M. Febvre croit qu’il serait utile d’entendre un exposé sur la notion juridique de génération.
Au point de vue historique, le mot n’a aucun sens. La durée des générations varie suivant les époques, les pays, les classes. Il y a en histoire des crises – la guerre, par exemple – qui détruisent l’équilibre démographique ancien pour en établir un nouveau.
On constate de plus en plus l’influence fâcheuse de la philosophie, qui fait peser, sur certaines études, des mots ne répondant pas à la complexité des faits. Ainsi les divisions de l’histoire en périodes sont de simples procédés d’exposition doctrinale. On est obligé d’y recourir, mais il conviendra de dire que ces divisions ne répondent pas à des faits précis. L’utilité du vocabulaire qu’élabore la section est précisément de montrer tout ce que ces termes ont de vague.

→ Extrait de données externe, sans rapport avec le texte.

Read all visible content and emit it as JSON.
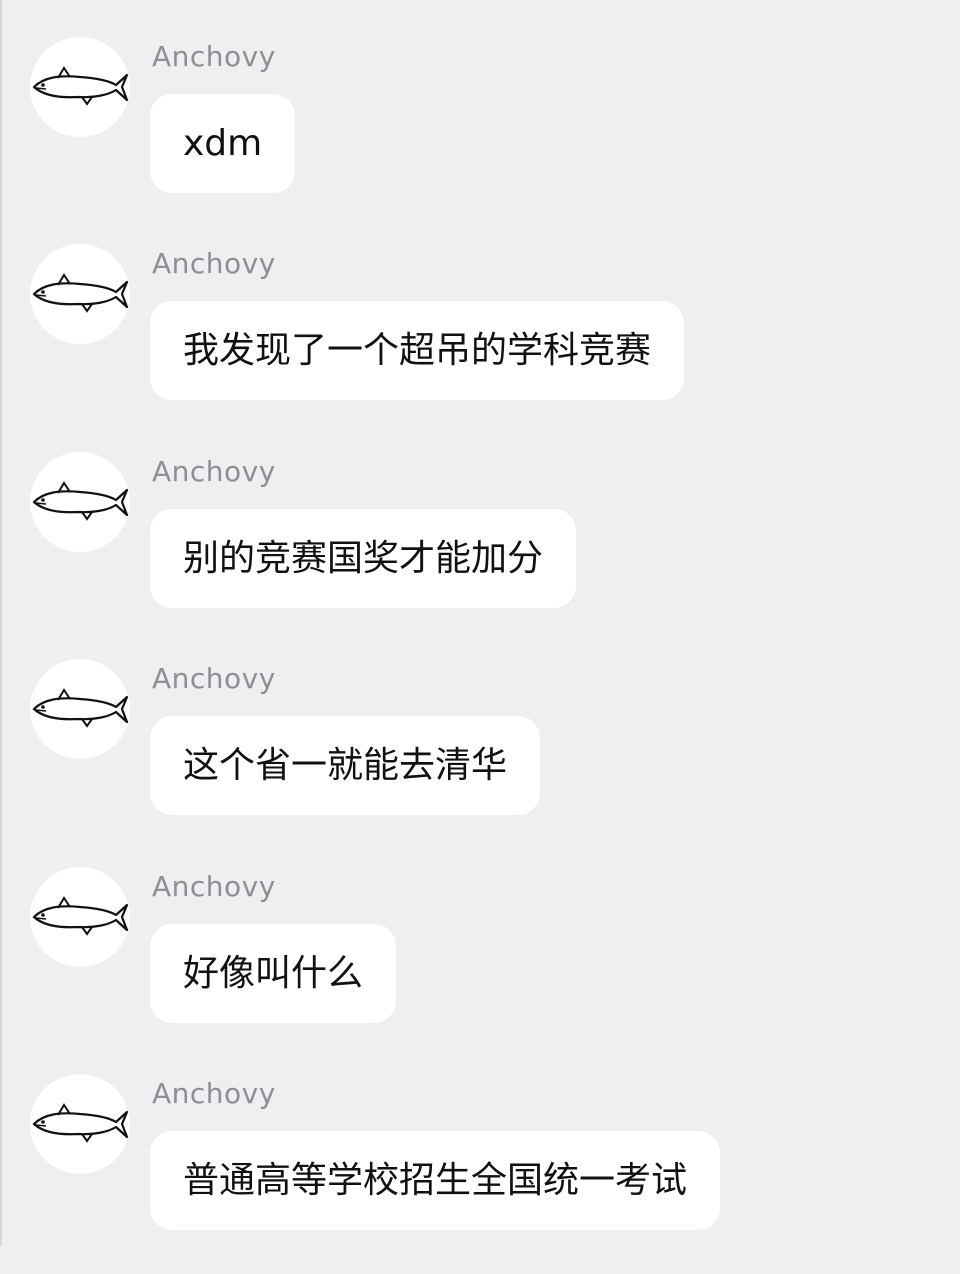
{
  "colors": {
    "background": "#efeff1",
    "bubble": "#ffffff",
    "sender_name": "#8e8e93",
    "message_text": "#111111"
  },
  "avatar_icon": "fish-icon",
  "messages": [
    {
      "sender": "Anchovy",
      "text": "xdm"
    },
    {
      "sender": "Anchovy",
      "text": "我发现了一个超吊的学科竞赛"
    },
    {
      "sender": "Anchovy",
      "text": "别的竞赛国奖才能加分"
    },
    {
      "sender": "Anchovy",
      "text": "这个省一就能去清华"
    },
    {
      "sender": "Anchovy",
      "text": "好像叫什么"
    },
    {
      "sender": "Anchovy",
      "text": "普通高等学校招生全国统一考试"
    }
  ]
}
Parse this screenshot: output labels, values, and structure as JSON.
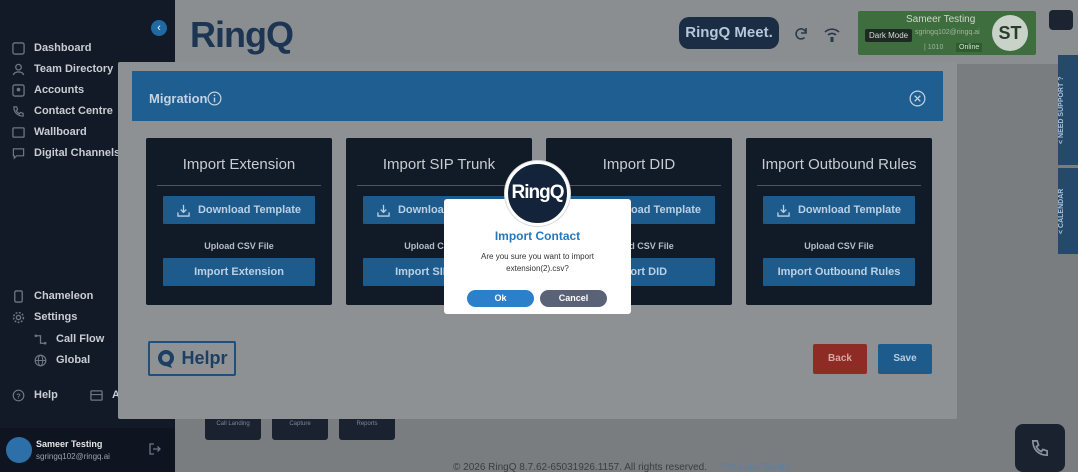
{
  "app": {
    "logo_text": "RingQ"
  },
  "sidebar": {
    "collapse_glyph": "‹",
    "items": [
      {
        "label": "Dashboard",
        "icon": "dashboard-icon"
      },
      {
        "label": "Team Directory",
        "icon": "team-icon"
      },
      {
        "label": "Accounts",
        "icon": "accounts-icon"
      },
      {
        "label": "Contact Centre",
        "icon": "phone-icon"
      },
      {
        "label": "Wallboard",
        "icon": "wallboard-icon"
      },
      {
        "label": "Digital Channels",
        "icon": "chat-icon"
      },
      {
        "label": "Chameleon",
        "icon": "chameleon-icon"
      },
      {
        "label": "Settings",
        "icon": "gear-icon"
      },
      {
        "label": "Call Flow",
        "icon": "call-flow-icon"
      },
      {
        "label": "Global",
        "icon": "globe-icon"
      },
      {
        "label": "Help",
        "icon": "help-icon"
      },
      {
        "label": "A",
        "icon": "apps-icon"
      }
    ],
    "user": {
      "name": "Sameer Testing",
      "email": "sgringq102@ringq.ai"
    }
  },
  "header": {
    "meet_label": "RingQ Meet.",
    "profile": {
      "name": "Sameer Testing",
      "dark_mode_label": "Dark Mode",
      "email": "sgringq102@ringq.ai",
      "ext": "| 1010",
      "status": "Online",
      "initials": "ST"
    },
    "side_tabs": {
      "support": "< NEED SUPPORT ?",
      "calendar": "< CALENDAR"
    }
  },
  "background": {
    "cards": [
      "Call Landing",
      "Capture",
      "Reports"
    ],
    "footer_text": "© 2026 RingQ 8.7.62-65031926.1157. All rights reserved.",
    "footer_link": "Previous Builds"
  },
  "migration": {
    "title": "Migration",
    "cards": [
      {
        "title": "Import Extension",
        "download_label": "Download Template",
        "upload_label": "Upload CSV File",
        "import_label": "Import Extension"
      },
      {
        "title": "Import SIP Trunk",
        "download_label": "Download Template",
        "upload_label": "Upload CSV File",
        "import_label": "Import SIP Trunk"
      },
      {
        "title": "Import DID",
        "download_label": "Download Template",
        "upload_label": "Upload CSV File",
        "import_label": "Import DID"
      },
      {
        "title": "Import Outbound Rules",
        "download_label": "Download Template",
        "upload_label": "Upload CSV File",
        "import_label": "Import Outbound Rules"
      }
    ],
    "helpr_label": "Helpr",
    "back_label": "Back",
    "save_label": "Save"
  },
  "confirm": {
    "logo_text": "RingQ",
    "title": "Import Contact",
    "message": "Are you sure you want to import extension(2).csv?",
    "ok_label": "Ok",
    "cancel_label": "Cancel"
  },
  "colors": {
    "sidebar_bg": "#111a26",
    "primary": "#2c7fc9",
    "modal_header": "#1f5e90",
    "card_bg": "#111a27",
    "danger": "#8f2b25",
    "online": "#3e6e3e"
  }
}
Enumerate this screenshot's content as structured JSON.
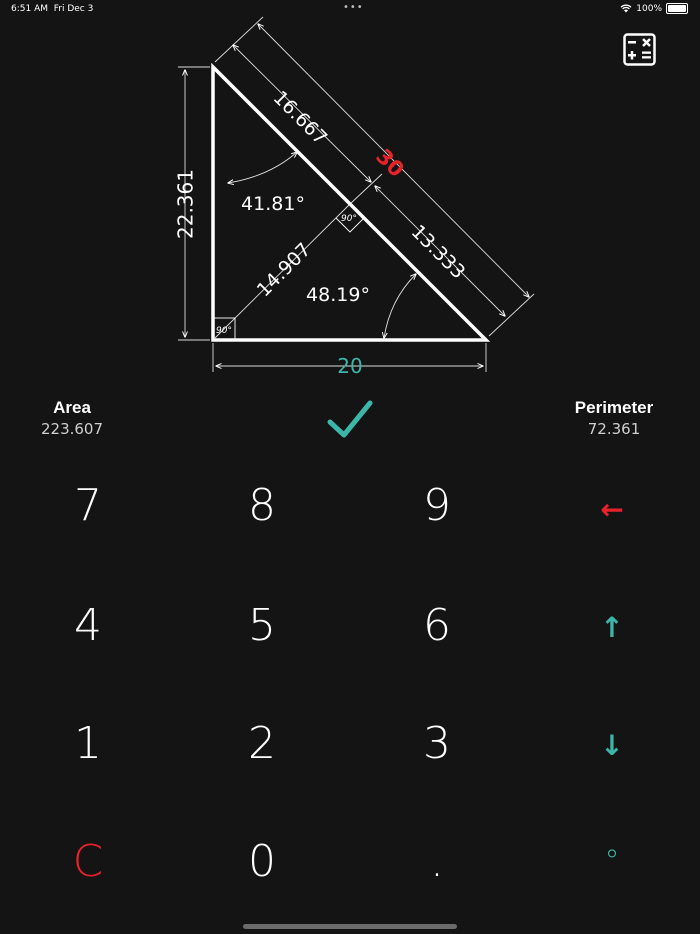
{
  "status_bar": {
    "time": "6:51 AM",
    "date": "Fri Dec 3",
    "dots": "•••",
    "battery": "100%"
  },
  "colors": {
    "background": "#141414",
    "accent_red": "#e8222a",
    "accent_teal": "#3cb6a8"
  },
  "triangle": {
    "side_left": "22.361",
    "side_bottom": "20",
    "hypotenuse": "30",
    "hyp_upper_segment": "16.667",
    "hyp_lower_segment": "13.333",
    "altitude": "14.907",
    "angle_top": "41.81°",
    "angle_right": "48.19°",
    "right_angle_label": "90°"
  },
  "area": {
    "label": "Area",
    "value": "223.607"
  },
  "perimeter": {
    "label": "Perimeter",
    "value": "72.361"
  },
  "keypad": {
    "k7": "7",
    "k8": "8",
    "k9": "9",
    "k4": "4",
    "k5": "5",
    "k6": "6",
    "k1": "1",
    "k2": "2",
    "k3": "3",
    "clear": "C",
    "k0": "0",
    "dot": ".",
    "back": "←",
    "up": "↑",
    "down": "↓",
    "degree": "°"
  },
  "icons": {
    "calculator": "calculator-icon",
    "confirm": "checkmark-icon"
  }
}
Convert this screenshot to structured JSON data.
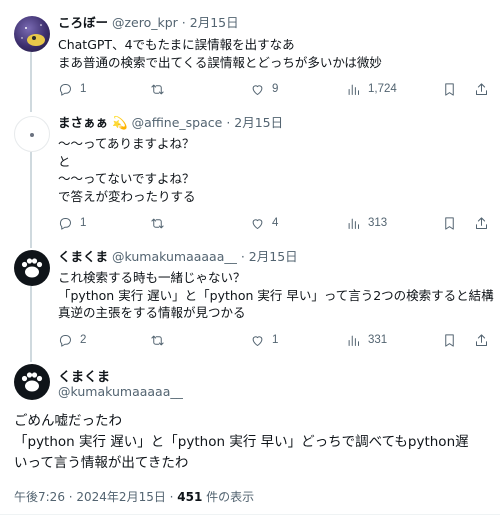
{
  "replies": [
    {
      "name": "ころぼー",
      "handle": "@zero_kpr",
      "date": "2月15日",
      "text": "ChatGPT、4でもたまに誤情報を出すなあ\nまあ普通の検索で出てくる誤情報とどっちが多いかは微妙",
      "reply_count": "1",
      "retweet_count": "",
      "like_count": "9",
      "view_count": "1,724"
    },
    {
      "name": "まさぁぁ",
      "badge": "💫",
      "handle": "@affine_space",
      "date": "2月15日",
      "text": "〜〜ってありますよね？\nと\n〜〜ってないですよね？\nで答えが変わったりする",
      "reply_count": "1",
      "retweet_count": "",
      "like_count": "4",
      "view_count": "313"
    },
    {
      "name": "くまくま",
      "handle": "@kumakumaaaaa__",
      "date": "2月15日",
      "text": "これ検索する時も一緒じゃない？\n「python 実行 遅い」と「python 実行 早い」って言う2つの検索すると結構\n真逆の主張をする情報が見つかる",
      "reply_count": "2",
      "retweet_count": "",
      "like_count": "1",
      "view_count": "331"
    }
  ],
  "main": {
    "name": "くまくま",
    "handle": "@kumakumaaaaa__",
    "text": "ごめん嘘だったわ\n「python 実行 遅い」と「python 実行 早い」どっちで調べてもpython遅\nいって言う情報が出てきたわ",
    "time": "午後7:26 · 2024年2月15日 · ",
    "views_number": "451",
    "views_label": " 件の表示"
  },
  "separator": " · "
}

M. Van Tieghem croit qu’il serait bon d’indiquer que les guerres ou d’autres crises peuvent unifier certains groupes d’hommes. Ainsi on emploie l’expression de générations d’après-guerre.
Il faudrait mettre en garde contre le sens impropre donné au mot génération ; ce mot devrait se référer à un laps de temps de dix ans au moins.
M. Berr rappelle que le mot génération, correctement employé, s’applique, dans le temps, à une période d’environ trente ans.
On pourrait, en rattachant génération à crise, dire que, lorsque des hommes entrent dans la vie, s’il ne survient aucun événement propre à déterminer une crise nouvelle, il y a des chances pour qu’il existe entre eux une certaine analogie pendant cette période trentenaire.
M. Febvre dit que les points de départ en question doivent être bien choisis.
Il est d’accord avec M. Van Tieghem pour ajouter à son article un paragraphe mettant en garde contre le sens imprécis donné fréquemment à génération. Les articles des dictionnaires relatifs à ces mots sont d’ailleurs eux-mêmes imprécis.